Eventually the path climbed to the top of the hill, well away from the river, and crossed the plateau at the top past uninteresting fields.  We eventually dropped down into Whitchurch, via its main street, to the Thames once again, which we crossed into Pangbourne on the other side. 

Thames at Whitchurch (with obligatory swan)
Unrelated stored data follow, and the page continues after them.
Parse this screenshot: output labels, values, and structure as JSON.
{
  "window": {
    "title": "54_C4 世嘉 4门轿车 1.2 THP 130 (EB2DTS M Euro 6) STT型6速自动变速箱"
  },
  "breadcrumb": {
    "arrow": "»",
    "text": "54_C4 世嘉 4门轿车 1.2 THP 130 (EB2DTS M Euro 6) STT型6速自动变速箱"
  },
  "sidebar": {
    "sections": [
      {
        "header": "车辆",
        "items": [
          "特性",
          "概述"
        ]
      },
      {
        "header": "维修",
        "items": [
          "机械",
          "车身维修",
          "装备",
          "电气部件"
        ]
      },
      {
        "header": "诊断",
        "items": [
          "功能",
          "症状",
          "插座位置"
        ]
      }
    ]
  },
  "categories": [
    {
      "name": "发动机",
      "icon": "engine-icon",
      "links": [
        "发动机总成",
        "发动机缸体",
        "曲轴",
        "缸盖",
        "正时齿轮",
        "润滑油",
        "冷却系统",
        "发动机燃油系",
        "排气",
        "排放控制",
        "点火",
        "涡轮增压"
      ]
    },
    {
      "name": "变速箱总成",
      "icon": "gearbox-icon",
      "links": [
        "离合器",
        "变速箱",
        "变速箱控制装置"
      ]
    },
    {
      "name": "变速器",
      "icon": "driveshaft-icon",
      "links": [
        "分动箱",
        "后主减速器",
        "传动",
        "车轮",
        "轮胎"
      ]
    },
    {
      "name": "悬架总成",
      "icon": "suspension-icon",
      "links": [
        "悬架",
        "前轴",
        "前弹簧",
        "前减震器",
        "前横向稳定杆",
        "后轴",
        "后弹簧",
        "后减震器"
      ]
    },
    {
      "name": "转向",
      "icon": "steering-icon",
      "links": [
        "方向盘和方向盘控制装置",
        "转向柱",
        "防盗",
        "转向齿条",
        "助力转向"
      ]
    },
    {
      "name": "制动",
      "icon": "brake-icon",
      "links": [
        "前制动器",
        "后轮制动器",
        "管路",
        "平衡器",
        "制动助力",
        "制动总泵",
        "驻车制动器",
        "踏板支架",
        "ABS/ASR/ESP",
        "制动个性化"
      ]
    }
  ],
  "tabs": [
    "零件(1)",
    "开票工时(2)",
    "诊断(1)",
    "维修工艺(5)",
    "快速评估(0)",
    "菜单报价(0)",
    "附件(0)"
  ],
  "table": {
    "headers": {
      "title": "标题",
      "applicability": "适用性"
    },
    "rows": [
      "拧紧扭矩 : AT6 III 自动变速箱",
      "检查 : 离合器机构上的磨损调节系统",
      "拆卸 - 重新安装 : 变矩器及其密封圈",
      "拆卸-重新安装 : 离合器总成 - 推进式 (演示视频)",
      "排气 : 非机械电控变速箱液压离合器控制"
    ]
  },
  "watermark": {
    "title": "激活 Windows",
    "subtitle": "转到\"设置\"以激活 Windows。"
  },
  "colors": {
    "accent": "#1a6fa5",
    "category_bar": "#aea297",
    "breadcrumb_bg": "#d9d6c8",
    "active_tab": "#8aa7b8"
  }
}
The churchyard here had green alkanet Pentaglottis sempervirens.  Both Whitchurch and Pangbourne have pubs and cafés for lunch at this stage, but we decided to strike on through Pangbourne to Upper Basildon before stopping, as this would put the least interesting stretch along roads behind us.  As we climbed the hill out of Pangbourne there was a walkway beside the road, but this finished when houses ended, and from there on we had to endure frequent traffic close at hand.  Towards the top of the hill we passed through a stretch of chalk, so that road verge flowers included greater knapweed Centaurea scabiosa, crow garlic Allium vineale, and scented orchids Gymnadenia conopsea (just gone over).  We entered the long stretched-out village of Upper Basildon past a surprisingly new white-walled church of adventurous design (St Stephen's Parish Church, built in 1965). 



We walked on to the Red Lion pub, which we reached by 1.45pm, in time to have a long rest over beer and good food with friendly service. 



On the corner of the road outside the pub was a bank of creeping comfrey Symphytum grandiflorum, Druce's cranesbill Geranium x oxonianum and an unusual "double" flore pleno form of greater celandine we had never seen before. 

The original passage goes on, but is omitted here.